当然,这位御史也为自己的胡乱攀咬付出了代价。当着满朝文武的面,他被太后狠狠批评一番,次日就被贬谪出京。

宋叙回屋换了身衣服,让车夫套了马车,直奔樊楼而去。

到了樊楼门口,看着那名前来迎接他的内侍,宋叙才察觉出不对。

“娘娘出宫了?”

……

清淡悠扬的熏香在厢房里弥漫开。

霍翎掂了掂手上的羽箭,对着几步开外的细口壶投掷。

羽箭轻松落入壶中。

宋叙被人领进房间时,正好看到这一幕:

霍翎投完了手上的羽箭,丁景焕殷勤地拎起细口壶,倒出里面的羽箭,双手捧着重新送到霍翎面前。

宋叙:“……”

这么谄媚的一幕,被宋叙撞了个正着,丁景焕也没有不好意思:“哟,到了。”

霍翎顺着丁景焕的话语,侧头看向宋叙。

宋叙走到霍翎另一侧站好:“娘娘今日怎么有雅兴出宫。”

霍翎道:“我答应要陪陛下出宫散心。正好许久没来樊楼了,听景焕说樊楼出了不少新花样,就带陛下过来转转,顺便在这里用顿午膳。”

宋叙下意识扫视一圈。

丁景焕知道他在找什么:“陛下听说樊楼在举办书画比赛,就带人过去

凑热闹了。”

等霍翎玩够了投壶游戏,丁景焕找了个借口闪人。

“陛下去得有些久了。要我说,书画比赛有什么好看的,大家都傻站在那里,没有一两个时辰,根本出不了结果。娘娘,我下楼去找陛下,带他在樊楼里四处逛逛。”

霍翎叮嘱:“去吧。别误了午膳。”

丁景焕保证:“我饿着自己三天,也不能饿着陛下一顿。”

宋叙微微一笑:“饿三天的惩罚太重了,还是半个月滴酒不沾比较合适。”

丁景焕刚要扑过去捂住宋叙的嘴,就听霍翎道:“这个主意好。就这么办。”

“坐吧。”

霍翎指着自己对面的座位,问宋叙:“会下棋吗?”

宋叙道:“略通一二。”

霍翎选了离自己最近的白子:“那就随我下一盘吧。”

白玉棋子落于棋盘,发出清脆的声响,霍翎随口道:“我没记错的话,你之前去过燕西,还在州学里上过几堂课,对吧。”

宋叙应是:“娘娘好记性。”

当年先帝突然驾崩,只留下太后和陛下孤儿寡母,端王和柳国公趁势起兵。

好不容易平息了内乱,北边的大穆也趁机发兵,攻打燕北。

为了让大穆早日退兵,解燕北之困,宋叙献计,从燕西借道羌戎,前往大穆,挑起大穆内乱。

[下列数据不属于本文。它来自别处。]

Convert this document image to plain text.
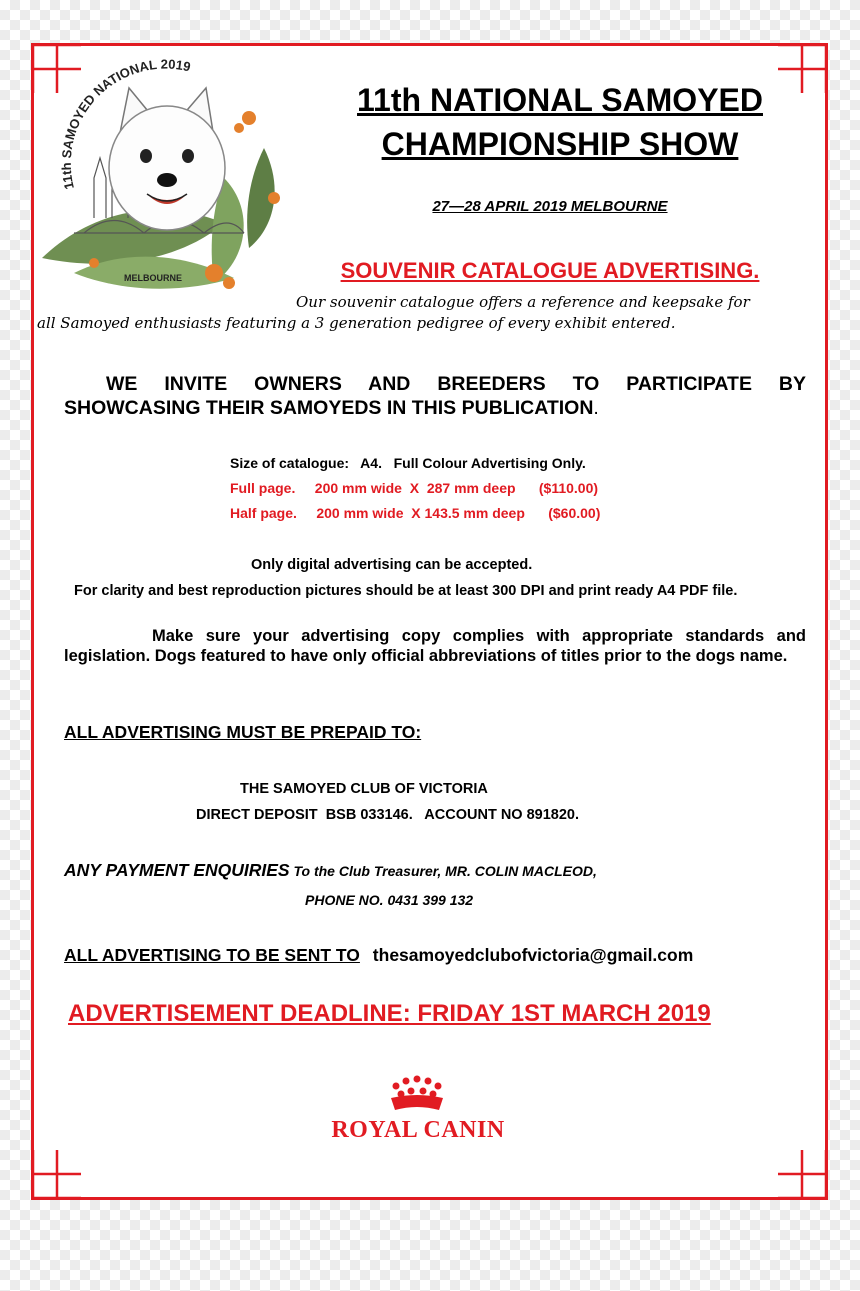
11th SAMOYED NATIONAL 2019
MELBOURNE
11th NATIONAL SAMOYED
CHAMPIONSHIP SHOW
27—28 APRIL 2019 MELBOURNE
SOUVENIR CATALOGUE ADVERTISING.
Our souvenir catalogue offers a reference and keepsake for
all Samoyed enthusiasts featuring a 3 generation pedigree of every exhibit entered.
WE INVITE OWNERS AND BREEDERS TO PARTICIPATE BY
SHOWCASING THEIR SAMOYEDS IN THIS PUBLICATION.
Size of catalogue:   A4.   Full Colour Advertising Only.
Full page.     200 mm wide  X  287 mm deep      ($110.00)
Half page.     200 mm wide  X 143.5 mm deep      ($60.00)
Only digital advertising can be accepted.
For clarity and best reproduction pictures should be at least 300 DPI and print ready A4 PDF file.
Make sure your advertising copy complies with appropriate standards and legislation. Dogs featured to have only official abbreviations of titles prior to the dogs name.
ALL ADVERTISING MUST BE PREPAID TO:
THE SAMOYED CLUB OF VICTORIA
DIRECT DEPOSIT  BSB 033146.   ACCOUNT NO 891820.
ANY PAYMENT ENQUIRIES To the Club Treasurer, MR. COLIN MACLEOD,
PHONE NO. 0431 399 132
ALL ADVERTISING TO BE SENT TO thesamoyedclubofvictoria@gmail.com
ADVERTISEMENT DEADLINE: FRIDAY 1ST MARCH 2019
ROYAL CANIN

等到大穆军队退去,燕北危机解除,宋叙又在燕西多逗留了一段时日。

也正是在那个时候,他进入燕西州学。

霍翎问:“那你可知州学里的官员,都是如何选拔出来的?”

宋叙摇头:“是臣孤陋寡闻了。”

霍翎道:“当年我提出兴办州学一事时,有意挑选一批熟悉羌戎情况,最好还会说羌戎土话的官员前往燕西。

“朝中人才济济,符合条件的却极少。

“为了能选出足够数量的官员,礼部给国子监出了几套卷子,从上千名监生中选拔出了二十七名学子,又在民间张贴告示,从民间选拔出了二十名贤才,合计四十七人,皆授予了官职。”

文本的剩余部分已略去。